The money would be divided among the county’s cities and unincorporated areas and would do three things. First, the majority would be allocated for developing affordable rental housing. This could be anything from multifamily housing to accessory dwelling units. Second, some money would go toward housing for the homeless with supportive services. The rest would help first-time homebuyers struggling to make a down payment.
The $140 million bond would be paid back by property owners through a property tax increase.
“Many of our supporters, like myself, are homeowners. And compared to some of the other things that I pay taxes for, I'm particularly excited about this. This is really solving a specific problem that everyone acknowledges exists and that really is worth it,” Lane says.
Not all property owners agree, like Kris Kirby. She’s lived in Aptos for over 20 years and owns a small sign-making business. In the middle of her studio is a big drafting table. This is where she makes signs and banners.
“I started this 18 years ago out of my garage. I stayed home and raised my four sons and I've worked very hard to build it up,” Kirby says.
Hanging on the studio’s wall is a picture of her four sons. Kirby says two of them have left the area for Austin, Texas, where it’s more affordable. She and her husband are considering moving too because of the taxes.
“I mean it takes both of us to work full time for our house and all the expenses. Life's expensive. If you can't afford to live here or San Francisco or Paris or New York, you don't live there. And sometimes people might have to move to a less expensive area,” Kirby says.
Kirby says she plans to vote no on H because paying another property tax is overwhelming. Becky Steinbruner stands and nods beside her. She’s also with the No on H campaign.
“It's at the point where people cannot afford to stay here because of the taxes,” Steinbruner says.
According to the Santa Cruz County assessor, the increase in property tax is estimated to be about $55 a year for the average property owner. The bond would take about 35 years to pay off.
Steinbruner owns a home in Aptos Hills. Her property tax bill already includes four other bonds previously approved by voters. Those include two for the Pajaro Valley Unified School District and two for Cabrillo Community College. One of the Cabrillo bonds dates back to 1998.
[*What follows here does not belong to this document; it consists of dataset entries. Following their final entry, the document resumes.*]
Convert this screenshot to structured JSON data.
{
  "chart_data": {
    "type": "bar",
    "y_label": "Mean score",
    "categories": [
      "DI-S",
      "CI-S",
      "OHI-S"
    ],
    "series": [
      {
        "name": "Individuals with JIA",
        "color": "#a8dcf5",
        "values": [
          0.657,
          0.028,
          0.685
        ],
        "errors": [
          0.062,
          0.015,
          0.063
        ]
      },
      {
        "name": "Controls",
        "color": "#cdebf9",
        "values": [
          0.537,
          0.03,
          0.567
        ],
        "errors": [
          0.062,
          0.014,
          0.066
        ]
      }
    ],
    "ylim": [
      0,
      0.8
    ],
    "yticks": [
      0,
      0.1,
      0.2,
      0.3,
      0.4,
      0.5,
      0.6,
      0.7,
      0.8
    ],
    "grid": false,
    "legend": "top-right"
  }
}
“We are very fortunate to own our property, but the property taxes make it a challenge to stay there on top of maintaining it all,” Steinbruner says.
As California’s housing situation worsens, an increasing number of communities are turning to solutions like Measure H. The city of Los Angeles, Santa Clara County and Alameda County passed similar affordable housing bonds in 2016.
The Non-Profit Housing Association of Northern California, or NPH, advocates for these measures. According to the organization, Berkeley, San Jose and Santa Rosa voters will also consider affordable housing bond measures this November.
Alina Harway lives in Santa Cruz County and works for NPH.
“If we don't do something now to keep Santa Cruz County affordable, we're going to lose so much. This should be a place where working families can raise their families. This should be a place where our teachers don't have to drive an hour to get to the schools,” Harway says.
If Measure H passes, bond proceeds would be deposited into a special account created by the county. An independent citizens’ oversight committee and an external auditor would review an annual report on the spending.
Measure H needs a two-thirds majority vote to pass. Election day is November 6.